Vinu: Manu, there are dozens of financial ratios. But in credit appraisal, which ones actually matter?

Manu: Only those that answer three core questions: liquidity, leverage, and repayment capacity. Everything else is supportive.

Vinu: Let’s start with liquidity. Which ratio do you rely on most?

Manu: The current ratio, but with caution. A ratio of 1.33 may look acceptable, but I check what forms current assets. Debtors and inventory quality matter more than the ratio itself.

Vinu: Do you also look at the quick ratio?

Manu: Yes, especially for trading and service firms. If quick ratio is below 0.75, it signals overdependence on inventory for meeting obligations.

Vinu: Moving to leverage, what is your first check?

ManuDebt–equity ratio. For SMEs, anything above 2:1 raises concern. High leverage means limited ability to absorb shocks.

Vinu: Many firms show good net worth but still feel risky. Why?

Manu:  Because net worth may be inflated by revaluation reserves or unsecured loans from promoters. I focus on tangible net worth, not total net worth.

Vinu: Which ratio tells you about repayment strength?

Manu: DSCR (Debt Service Coverage Ratio). If DSCR is below 1.25, repayment comfort is weak. Cash accruals must clearly cover EMIs.

Vinu: What about profitability ratios like net profit margin?

Manu: They are secondary. A net margin of 8% is fine, but meaningless if working capital is stretched and cash flows are negative.

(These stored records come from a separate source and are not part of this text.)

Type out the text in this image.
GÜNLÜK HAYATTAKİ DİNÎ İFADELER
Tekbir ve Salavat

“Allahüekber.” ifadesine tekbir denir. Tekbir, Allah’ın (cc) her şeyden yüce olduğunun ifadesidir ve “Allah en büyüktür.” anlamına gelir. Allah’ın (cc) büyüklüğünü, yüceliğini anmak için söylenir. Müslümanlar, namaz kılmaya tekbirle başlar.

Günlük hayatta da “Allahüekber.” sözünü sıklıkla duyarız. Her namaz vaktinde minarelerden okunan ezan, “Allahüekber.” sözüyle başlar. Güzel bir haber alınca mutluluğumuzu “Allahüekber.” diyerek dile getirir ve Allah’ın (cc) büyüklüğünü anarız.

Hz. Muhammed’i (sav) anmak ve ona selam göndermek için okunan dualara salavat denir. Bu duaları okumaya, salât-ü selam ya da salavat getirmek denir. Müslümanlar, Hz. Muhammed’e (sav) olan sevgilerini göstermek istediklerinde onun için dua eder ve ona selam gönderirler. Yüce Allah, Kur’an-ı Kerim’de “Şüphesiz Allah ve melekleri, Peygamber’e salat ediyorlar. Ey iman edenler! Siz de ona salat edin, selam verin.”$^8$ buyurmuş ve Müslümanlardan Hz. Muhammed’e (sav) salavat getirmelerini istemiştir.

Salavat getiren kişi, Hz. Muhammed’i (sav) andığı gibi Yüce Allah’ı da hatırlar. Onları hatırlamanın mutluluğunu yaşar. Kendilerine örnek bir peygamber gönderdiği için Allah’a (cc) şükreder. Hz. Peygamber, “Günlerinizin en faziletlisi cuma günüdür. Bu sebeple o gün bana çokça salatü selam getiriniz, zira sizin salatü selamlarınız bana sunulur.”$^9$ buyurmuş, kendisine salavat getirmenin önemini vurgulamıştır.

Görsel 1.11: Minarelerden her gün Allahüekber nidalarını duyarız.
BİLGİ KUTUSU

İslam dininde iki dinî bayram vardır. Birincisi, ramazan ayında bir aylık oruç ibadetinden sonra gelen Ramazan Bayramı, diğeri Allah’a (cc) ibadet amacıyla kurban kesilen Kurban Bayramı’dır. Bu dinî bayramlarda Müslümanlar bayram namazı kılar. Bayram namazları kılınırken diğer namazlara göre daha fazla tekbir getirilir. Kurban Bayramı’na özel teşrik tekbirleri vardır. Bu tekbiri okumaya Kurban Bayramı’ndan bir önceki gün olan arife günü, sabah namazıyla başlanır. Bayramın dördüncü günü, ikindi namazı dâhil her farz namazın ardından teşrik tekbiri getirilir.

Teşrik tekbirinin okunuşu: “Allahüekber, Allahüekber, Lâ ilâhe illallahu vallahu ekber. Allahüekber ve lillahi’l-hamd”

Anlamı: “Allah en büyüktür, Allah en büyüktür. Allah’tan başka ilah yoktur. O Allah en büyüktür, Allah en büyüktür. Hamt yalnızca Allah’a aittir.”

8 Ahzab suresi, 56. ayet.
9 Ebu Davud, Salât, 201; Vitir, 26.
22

Vinu: Are turnover ratios important?

Manu: Very much. Debtors turnover and inventory turnover reveal how efficiently cash is cycled. Slow turnover is often the real reason behind defaults.

Vinu: So should bankers calculate every ratio in the book?

Manu: No. Focus on a small set, understand them deeply, and link them to cash flow and account conduct.

Vinu: One final takeaway?

Manu: Ratios don’t cause risk—business behaviour does. Ratios only help bankers detect that behaviour early.

Vinu: That clarifies it well. Quality over quantity in ratio analysis.

Manu: Exactly. That’s how effective credit assessment is done.